Pretoria News reports
Pretoria – Four men’s dreams to be enlisted in the SANDF as air force cadets were dashed when they were kicked out of the training programme after cannabis was detected in their blood.
However, the four took the SANDF to court, claiming that the minister and the department did not “respect” their right to use this substance in the privacy of their home.
The four launched an urgent application in the Gauteng High Court, Pretoria, to overturn the SANDF’s refusal to admit them to the training programme.
They claimed that they were called at short notice to report to the air force base, prior to each of them having consumed some cannabis at home.
While some said it was done for recreational purposes, others claimed they had consumed the cannabis for medical reasons. But they told the court, it did not matter, as this was done within the law, at their private homes.
They applied in June last year to the SAAF to enlist as cadets for the 2022 intake in the military skills development system training programme.
It is a two-year programme with an important component called Basic Military Training. Permanent and temporary commissions are only conferred on selected candidates who must have completed the component.
The four underwent psychometric evaluation tests and medical fitness tests in their respective provinces.
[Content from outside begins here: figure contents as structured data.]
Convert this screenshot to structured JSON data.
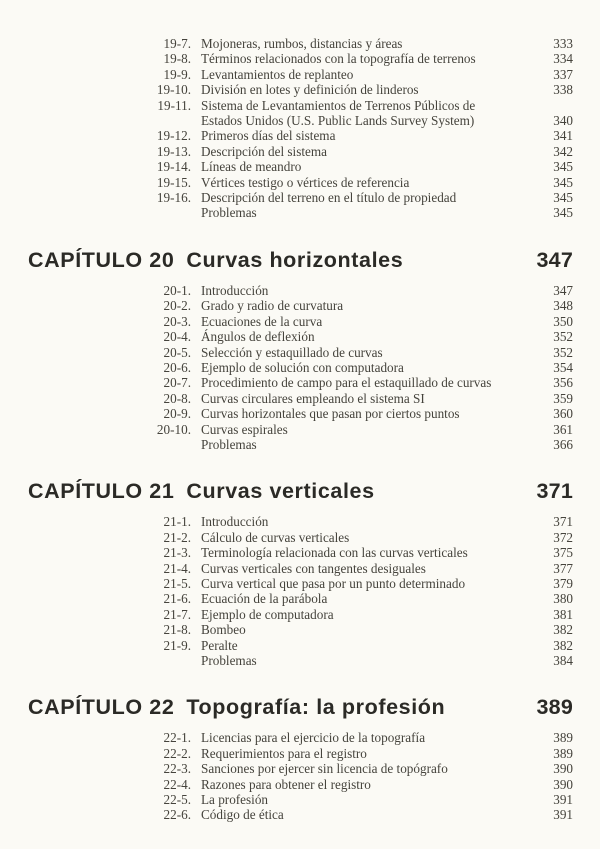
{
  "document": {
    "kind_label": "Índice de contenido",
    "colors": {
      "page_bg": "#fbfaf5",
      "body_text": "#45433c",
      "heading_text": "#2b2a26"
    }
  },
  "sections": [
    {
      "entries": [
        {
          "num": "19-7.",
          "lines": [
            "Mojoneras, rumbos, distancias y áreas"
          ],
          "page": "333"
        },
        {
          "num": "19-8.",
          "lines": [
            "Términos relacionados con la topografía de terrenos"
          ],
          "page": "334"
        },
        {
          "num": "19-9.",
          "lines": [
            "Levantamientos de replanteo"
          ],
          "page": "337"
        },
        {
          "num": "19-10.",
          "lines": [
            "División en lotes y definición de linderos"
          ],
          "page": "338"
        },
        {
          "num": "19-11.",
          "lines": [
            "Sistema de Levantamientos de Terrenos Públicos de",
            "Estados Unidos (U.S. Public Lands Survey System)"
          ],
          "page": "340"
        },
        {
          "num": "19-12.",
          "lines": [
            "Primeros días del sistema"
          ],
          "page": "341"
        },
        {
          "num": "19-13.",
          "lines": [
            "Descripción del sistema"
          ],
          "page": "342"
        },
        {
          "num": "19-14.",
          "lines": [
            "Líneas de meandro"
          ],
          "page": "345"
        },
        {
          "num": "19-15.",
          "lines": [
            "Vértices testigo o vértices de referencia"
          ],
          "page": "345"
        },
        {
          "num": "19-16.",
          "lines": [
            "Descripción del terreno en el título de propiedad"
          ],
          "page": "345"
        },
        {
          "num": "",
          "lines": [
            "Problemas"
          ],
          "page": "345"
        }
      ]
    },
    {
      "chapter": {
        "label": "CAPÍTULO 20",
        "title": "Curvas horizontales",
        "page": "347"
      },
      "entries": [
        {
          "num": "20-1.",
          "lines": [
            "Introducción"
          ],
          "page": "347"
        },
        {
          "num": "20-2.",
          "lines": [
            "Grado y radio de curvatura"
          ],
          "page": "348"
        },
        {
          "num": "20-3.",
          "lines": [
            "Ecuaciones de la curva"
          ],
          "page": "350"
        },
        {
          "num": "20-4.",
          "lines": [
            "Ángulos de deflexión"
          ],
          "page": "352"
        },
        {
          "num": "20-5.",
          "lines": [
            "Selección y estaquillado de curvas"
          ],
          "page": "352"
        },
        {
          "num": "20-6.",
          "lines": [
            "Ejemplo de solución con computadora"
          ],
          "page": "354"
        },
        {
          "num": "20-7.",
          "lines": [
            "Procedimiento de campo para el estaquillado de curvas"
          ],
          "page": "356"
        },
        {
          "num": "20-8.",
          "lines": [
            "Curvas circulares empleando el sistema SI"
          ],
          "page": "359"
        },
        {
          "num": "20-9.",
          "lines": [
            "Curvas horizontales que pasan por ciertos puntos"
          ],
          "page": "360"
        },
        {
          "num": "20-10.",
          "lines": [
            "Curvas espirales"
          ],
          "page": "361"
        },
        {
          "num": "",
          "lines": [
            "Problemas"
          ],
          "page": "366"
        }
      ]
    },
    {
      "chapter": {
        "label": "CAPÍTULO 21",
        "title": "Curvas verticales",
        "page": "371"
      },
      "entries": [
        {
          "num": "21-1.",
          "lines": [
            "Introducción"
          ],
          "page": "371"
        },
        {
          "num": "21-2.",
          "lines": [
            "Cálculo de curvas verticales"
          ],
          "page": "372"
        },
        {
          "num": "21-3.",
          "lines": [
            "Terminología relacionada con las curvas verticales"
          ],
          "page": "375"
        },
        {
          "num": "21-4.",
          "lines": [
            "Curvas verticales con tangentes desiguales"
          ],
          "page": "377"
        },
        {
          "num": "21-5.",
          "lines": [
            "Curva vertical que pasa por un punto determinado"
          ],
          "page": "379"
        },
        {
          "num": "21-6.",
          "lines": [
            "Ecuación de la parábola"
          ],
          "page": "380"
        },
        {
          "num": "21-7.",
          "lines": [
            "Ejemplo de computadora"
          ],
          "page": "381"
        },
        {
          "num": "21-8.",
          "lines": [
            "Bombeo"
          ],
          "page": "382"
        },
        {
          "num": "21-9.",
          "lines": [
            "Peralte"
          ],
          "page": "382"
        },
        {
          "num": "",
          "lines": [
            "Problemas"
          ],
          "page": "384"
        }
      ]
    },
    {
      "chapter": {
        "label": "CAPÍTULO 22",
        "title": "Topografía: la profesión",
        "page": "389"
      },
      "entries": [
        {
          "num": "22-1.",
          "lines": [
            "Licencias para el ejercicio de la topografía"
          ],
          "page": "389"
        },
        {
          "num": "22-2.",
          "lines": [
            "Requerimientos para el registro"
          ],
          "page": "389"
        },
        {
          "num": "22-3.",
          "lines": [
            "Sanciones por ejercer sin licencia de topógrafo"
          ],
          "page": "390"
        },
        {
          "num": "22-4.",
          "lines": [
            "Razones para obtener el registro"
          ],
          "page": "390"
        },
        {
          "num": "22-5.",
          "lines": [
            "La profesión"
          ],
          "page": "391"
        },
        {
          "num": "22-6.",
          "lines": [
            "Código de ética"
          ],
          "page": "391"
        }
      ]
    }
  ]
}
As stated on the application form, they were informed that if they have not been contacted by the end of December, they should consider their applications unsuccessful.
The candidates did not receive any feedback and regarded their applications as unsuccessful.
The four used cannabis either for “medicinal purposes and/or recreational purposes” at their respective homes during January and February this year.
According to them, they were unexpectedly contacted and told to report at short notice for duty at the Swartkop Air Force Base.
While there, the military police arrived with a canine unit to search for illicit substances like drugs and cannabis. This was after officers at the base said they had sniffed cannabis in the air near some tents.
The canine unit called out two of the selected members of the programme, but after a search was conducted, there was not enough evidence to confirm whether the traces found were traces of illicit substances.
The cadets were later instructed to undergo blood and urine tests for illicit drugs, due to the suspicion of drug use in the camp.
A private laboratory was approached to test the blood and urine samples. Because of the number of tests that had to be done, the decision was taken to proceed with the training while the testing was done and all departed to Hoedspruit.
In March, the applicants and two other cadets were told that they had tested positive for cannabis. They were told to withdraw themselves from training due to medical reasons.
They were transported to Pretoria and claimed to have been under the impression that they would be re-evaluated in Pretoria.
However, they were told to call their parents to collect them on the way to Pretoria. They were dropped off outside the air force base.
The SANDF said they never disclosed on their application questionnaires that they had used cannabis.
After testing positive, their medical classification had changed to temporary unfit (for six months). The SANDF said the applicants were not dismissed in terms of labour practices but were withdrawn from the programme due to medical reasons.
The applicants lodged complaints with the Military Ombud and last month they approached the same pathology laboratory for a re-evaluation, and their results were negative.
They claimed that the SANDF discharged them for exercising their fundamental right to privacy before commencing training and gaining employment with the department.
Their stance is that they were entitled to use cannabis for medicinal or recreational purposes in the privacy of their own homes.
They contend that the cannabis detected in their urine and blood samples was present in their systems because they ingested the drug at their respective homes before reporting to Swartkop.
The judge, however, said they first had to wait for the Military Ombudsman’s decision before turning to court.